‘My dear Hawthorn, like Paul, you are beside yourself. Much learning has made you mad, I solemnly assure you. The place isn’t worth your taking.’
‘Nevertheless, if I can get it, Harry, I mean to take it.’
‘If you can get it! Fiddlesticks! If you can get a place as crossing-sweeper! My good friend, this is simple madness. A young man of your age, a boy, a mere child’—they were both the same age to a month, but Harry Noel always assumed the airs of a father towards his friend Hawthorn—‘why, it’s throwing up an absolute certainty; an absolute certainty, and no mistake about it. You’re the best Arabic scholar in England; it would be worth your while stopping here, if it comes to that, for the sake of the Arabic Professorship alone, rather than go and vegetate in Trinidad. If you take my advice, my dear fellow, you’ll have nothing more to say to the precious business.’

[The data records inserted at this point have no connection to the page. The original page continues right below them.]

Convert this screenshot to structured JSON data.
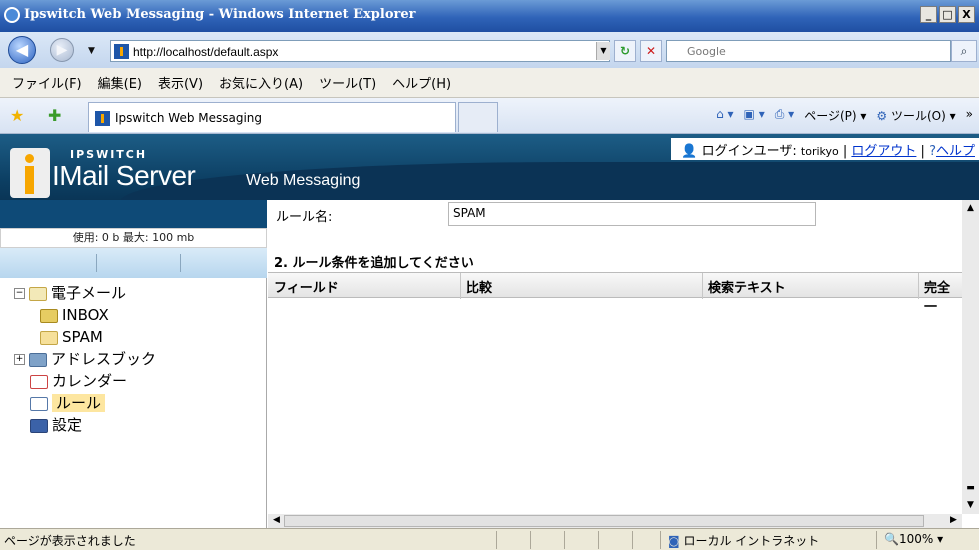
{
  "window": {
    "title": "Ipswitch Web Messaging - Windows Internet Explorer",
    "min": "_",
    "max": "□",
    "close": "X"
  },
  "address": {
    "url": "http://localhost/default.aspx",
    "search_placeholder": "Google"
  },
  "menu": [
    "ファイル(F)",
    "編集(E)",
    "表示(V)",
    "お気に入り(A)",
    "ツール(T)",
    "ヘルプ(H)"
  ],
  "tab": {
    "label": "Ipswitch Web Messaging"
  },
  "commandbar": {
    "page": "ページ(P)",
    "tools": "ツール(O)"
  },
  "banner": {
    "brand": "IPSWITCH",
    "product": "IMail Server",
    "subtitle": "Web Messaging",
    "login_label": "ログインユーザ:",
    "username": "torikyo",
    "logout": "ログアウト",
    "help": "ヘルプ"
  },
  "sidebar": {
    "usage": "使用: 0 b 最大: 100 mb",
    "items": [
      {
        "label": "電子メール"
      },
      {
        "label": "INBOX"
      },
      {
        "label": "SPAM"
      },
      {
        "label": "アドレスブック"
      },
      {
        "label": "カレンダー"
      },
      {
        "label": "ルール"
      },
      {
        "label": "設定"
      }
    ]
  },
  "main": {
    "rule_name_label": "ルール名:",
    "rule_name_value": "SPAM",
    "section_title": "2. ルール条件を追加してください",
    "columns": [
      "フィールド",
      "比較",
      "検索テキスト",
      "完全一"
    ]
  },
  "status": {
    "text": "ページが表示されました",
    "zone": "ローカル イントラネット",
    "zoom": "100%"
  },
  "colors": {
    "banner": "#0c3f63",
    "titlebar": "#2f63b8",
    "link": "#0033cc",
    "selected": "#fde6a0"
  }
}
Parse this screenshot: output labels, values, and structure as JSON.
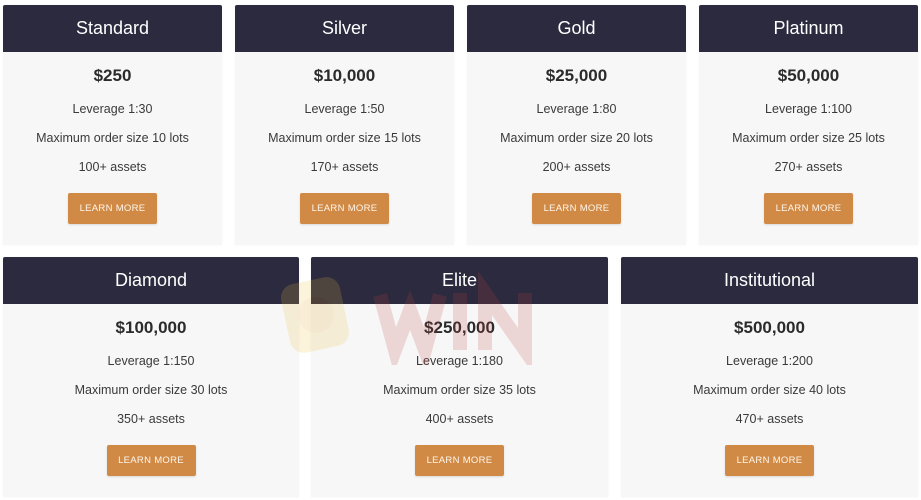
{
  "plans": [
    {
      "name": "Standard",
      "price": "$250",
      "leverage": "Leverage 1:30",
      "order_size": "Maximum order size 10 lots",
      "assets": "100+ assets",
      "button": "LEARN MORE"
    },
    {
      "name": "Silver",
      "price": "$10,000",
      "leverage": "Leverage 1:50",
      "order_size": "Maximum order size  15 lots",
      "assets": "170+ assets",
      "button": "LEARN MORE"
    },
    {
      "name": "Gold",
      "price": "$25,000",
      "leverage": "Leverage 1:80",
      "order_size": "Maximum order size 20 lots",
      "assets": "200+ assets",
      "button": "LEARN MORE"
    },
    {
      "name": "Platinum",
      "price": "$50,000",
      "leverage": "Leverage 1:100",
      "order_size": "Maximum order size 25 lots",
      "assets": "270+ assets",
      "button": "LEARN MORE"
    },
    {
      "name": "Diamond",
      "price": "$100,000",
      "leverage": "Leverage 1:150",
      "order_size": "Maximum order size 30 lots",
      "assets": "350+ assets",
      "button": "LEARN MORE"
    },
    {
      "name": "Elite",
      "price": "$250,000",
      "leverage": "Leverage 1:180",
      "order_size": "Maximum order size 35 lots",
      "assets": "400+ assets",
      "button": "LEARN MORE"
    },
    {
      "name": "Institutional",
      "price": "$500,000",
      "leverage": "Leverage 1:200",
      "order_size": "Maximum order size 40 lots",
      "assets": "470+ assets",
      "button": "LEARN MORE"
    }
  ],
  "colors": {
    "header": "#2c2a3f",
    "button": "#d08a46",
    "card": "#f7f7f7"
  }
}
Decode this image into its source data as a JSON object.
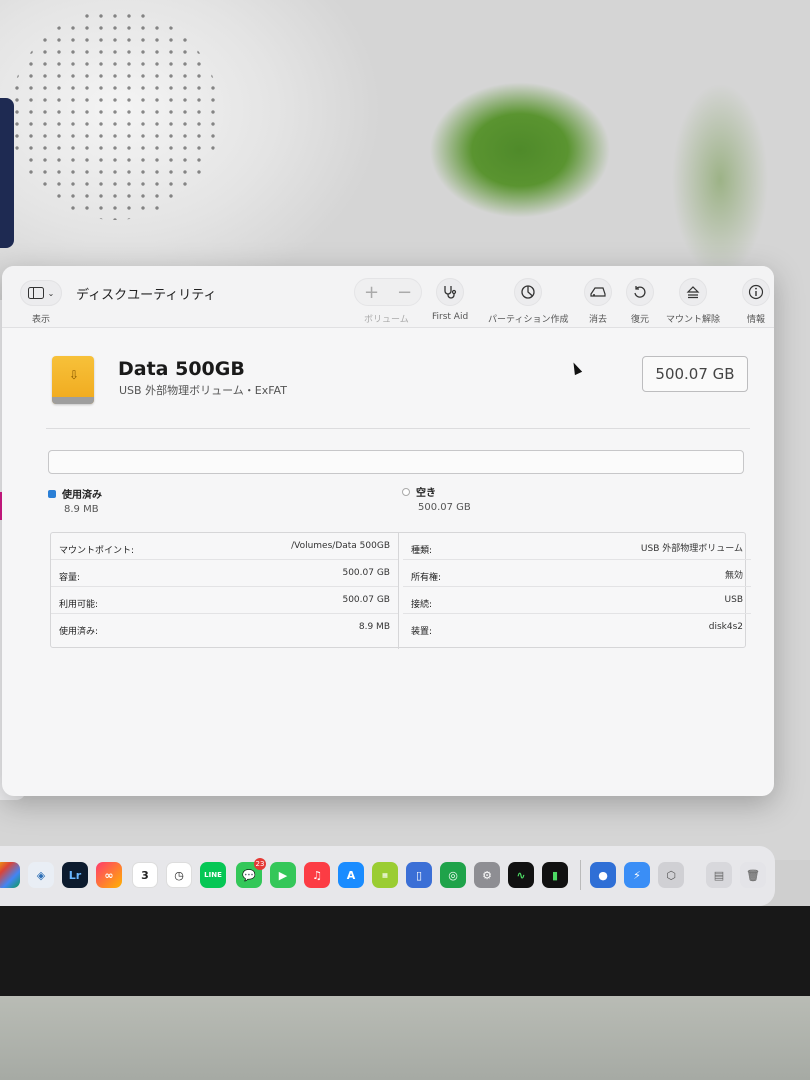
{
  "toolbar": {
    "title": "ディスクユーティリティ",
    "sidebar_label": "表示",
    "volume_label": "ボリューム",
    "volume_add": "+",
    "volume_remove": "−",
    "buttons": [
      {
        "label": "First Aid",
        "icon": "stethoscope-icon"
      },
      {
        "label": "パーティション作成",
        "icon": "pie-chart-icon"
      },
      {
        "label": "消去",
        "icon": "erase-icon"
      },
      {
        "label": "復元",
        "icon": "restore-icon"
      },
      {
        "label": "マウント解除",
        "icon": "eject-icon"
      },
      {
        "label": "情報",
        "icon": "info-icon"
      }
    ]
  },
  "disk": {
    "name": "Data 500GB",
    "subtitle": "USB 外部物理ボリューム・ExFAT",
    "capacity": "500.07 GB"
  },
  "usage": {
    "used_label": "使用済み",
    "used_value": "8.9 MB",
    "free_label": "空き",
    "free_value": "500.07 GB",
    "used_fraction": 1.78e-05,
    "used_color": "#2b7fd6"
  },
  "info": {
    "left": [
      {
        "key": "マウントポイント:",
        "value": "/Volumes/Data 500GB"
      },
      {
        "key": "容量:",
        "value": "500.07 GB"
      },
      {
        "key": "利用可能:",
        "value": "500.07 GB"
      },
      {
        "key": "使用済み:",
        "value": "8.9 MB"
      }
    ],
    "right": [
      {
        "key": "種類:",
        "value": "USB 外部物理ボリューム"
      },
      {
        "key": "所有権:",
        "value": "無効"
      },
      {
        "key": "接続:",
        "value": "USB"
      },
      {
        "key": "装置:",
        "value": "disk4s2"
      }
    ]
  },
  "dock": {
    "lr_label": "Lr",
    "calendar_day": "3",
    "messages_badge": "23"
  }
}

‘Well, Harry, I have two reasons for wishing to take it. In the first place, I want to marry Marian as early as possible; and I can’t marry her until I can make myself a decent income. And in the second place,’ Edward went on, ‘I want to go out as soon as I can and see my father and mother in Trinidad. If I get this district judgeship, I shall be able to write and tell them positively I’m coming, and they won’t have any excuse of any sort for putting a stopper on it any longer.’
‘In other words, in order to go and spy out the hidden wealth of the old governor, you’re going to throw up the finest opening at the English bar, and bind yourself down to a life of exile in a remote corner of the Caribbean Sea. Well, my good friend, if you really do it, all that I can say is simply this—you’ll prove yourself the most consummate fool in all Christendom.’
‘Noel, I’ve made up my mind; I shall really go there.’
‘Then, my dear boy, allow me to tell you, as long as you live you’ll never cease to regret it. I believe you’ll repent it, before you’re done, in sackcloth and ashes.’
Edward stirred the dead fire nervously once more for a few seconds and answered nothing.
‘Good-night, Hawthorn. You’ll be ready to start for the boatrace at ten to-morrow?’
‘Good-night, Harry. I’ll be ready to start. Good-night, my dear fellow.’